I am focusing on (a).

My proof for it is as follows:

Assume $n=0$, then trivially $nR = 0$.

Assume $n\neq0$, then $nr = 0 \implies r=0$

I suspect, due to how short my answer is. That my proof is in fact wrong, or that I am missing some important steps in order to show it.

Answer 1

You are right to be suspicious (though I would say shortness of the proof is not a reason to be suspicious; rather, the fact that you have never used the assumption that $R$ is simple is). Your proof in the case $n\neq 0$ is incorrect: why would $nr=0$ imply $r=0$? This is true for, say, real numbers, but you can't just assume it is true in any arbitrary ring.

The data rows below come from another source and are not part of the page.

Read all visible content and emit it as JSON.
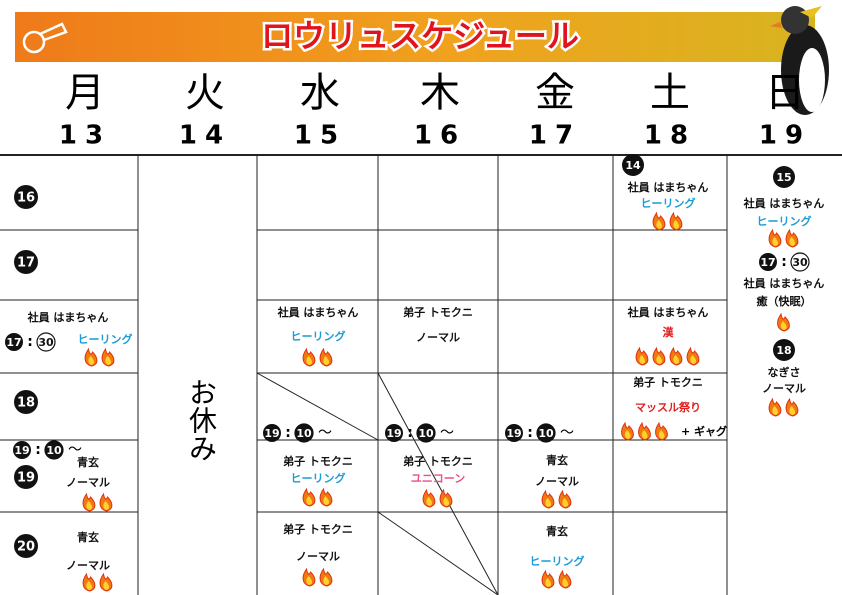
{
  "title": "ロウリュスケジュール",
  "days": [
    {
      "name": "月",
      "date": 13
    },
    {
      "name": "火",
      "date": 14
    },
    {
      "name": "水",
      "date": 15
    },
    {
      "name": "木",
      "date": 16
    },
    {
      "name": "金",
      "date": 17
    },
    {
      "name": "土",
      "date": 18
    },
    {
      "name": "日",
      "date": 19
    }
  ],
  "hours": [
    16,
    17,
    18,
    19,
    20
  ],
  "closed": "お休み",
  "entries": [
    {
      "time": {
        "hour": 17,
        "sep": ":",
        "minute": 30,
        "minute_circle": "outline"
      },
      "staff": "社員 はまちゃん",
      "type": "ヒーリング",
      "color": "#1b9bd7",
      "flames": 2
    },
    {
      "time": {
        "hour": 19,
        "sep": ":",
        "minute": 10,
        "suffix": "〜"
      },
      "staff": "青玄",
      "type": "ノーマル",
      "color": "#111111",
      "flames": 2
    },
    {
      "staff": "青玄",
      "type": "ノーマル",
      "color": "#111111",
      "flames": 2
    },
    {
      "staff": "社員 はまちゃん",
      "type": "ヒーリング",
      "color": "#1b9bd7",
      "flames": 2
    },
    {
      "time": {
        "hour": 19,
        "sep": ":",
        "minute": 10,
        "suffix": "〜"
      },
      "staff": "弟子 トモクニ",
      "type": "ヒーリング",
      "color": "#1b9bd7",
      "flames": 2
    },
    {
      "staff": "弟子 トモクニ",
      "type": "ノーマル",
      "color": "#111111",
      "flames": 2
    },
    {
      "staff": "弟子 トモクニ",
      "type": "ノーマル",
      "color": "#111111",
      "flames": 0
    },
    {
      "time": {
        "hour": 19,
        "sep": ":",
        "minute": 10,
        "suffix": "〜"
      },
      "staff": "弟子 トモクニ",
      "type": "ユニコーン",
      "color": "#e8508c",
      "flames": 2
    },
    {
      "time": {
        "hour": 19,
        "sep": ":",
        "minute": 10,
        "suffix": "〜"
      },
      "staff": "青玄",
      "type": "ノーマル",
      "color": "#111111",
      "flames": 2
    },
    {
      "staff": "青玄",
      "type": "ヒーリング",
      "color": "#1b9bd7",
      "flames": 2
    },
    {
      "time": {
        "hour": 14
      },
      "staff": "社員 はまちゃん",
      "type": "ヒーリング",
      "color": "#1b9bd7",
      "flames": 2
    },
    {
      "staff": "社員 はまちゃん",
      "type": "漢",
      "color": "#e02020",
      "flames": 4
    },
    {
      "staff": "弟子 トモクニ",
      "type": "マッスル祭り",
      "color": "#e02020",
      "flames": 3,
      "extra": "+ ギャグ"
    },
    {
      "time": {
        "hour": 15
      },
      "staff": "社員 はまちゃん",
      "type": "ヒーリング",
      "color": "#1b9bd7",
      "flames": 2
    },
    {
      "time": {
        "hour": 17,
        "sep": ":",
        "minute": 30,
        "minute_circle": "outline"
      },
      "staff": "社員 はまちゃん",
      "type": "癒（快眠）",
      "color": "#111111",
      "flames": 1
    },
    {
      "time": {
        "hour": 18
      },
      "staff": "なぎさ",
      "type": "ノーマル",
      "color": "#111111",
      "flames": 2
    }
  ]
}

For instance, notice that if your ring $R$ is the integers mod $4$, then $2\cdot 2=0$ even though $2\neq 0$ and in fact $2R\neq 0$.

So to get a correct proof you will need to somehow use the fact that the ring $R$ is simple. As a hint, you might first prove that $nR$ is an ideal in $R$.

Answer 2

Sorry, your proof is wrong. For instance, if $R=\mathbb{Z}/6\mathbb{Z}$, it holds that $6R=0$.

Hint for a correct proof of (a): given a nonnegative integer $n$, $nR$ and $\{r\in R:nr=0\}$ are ideals of $R$. Since $R$ is simple…

For (b): if $m$ divides $n$, then $nR\subseteq mR$.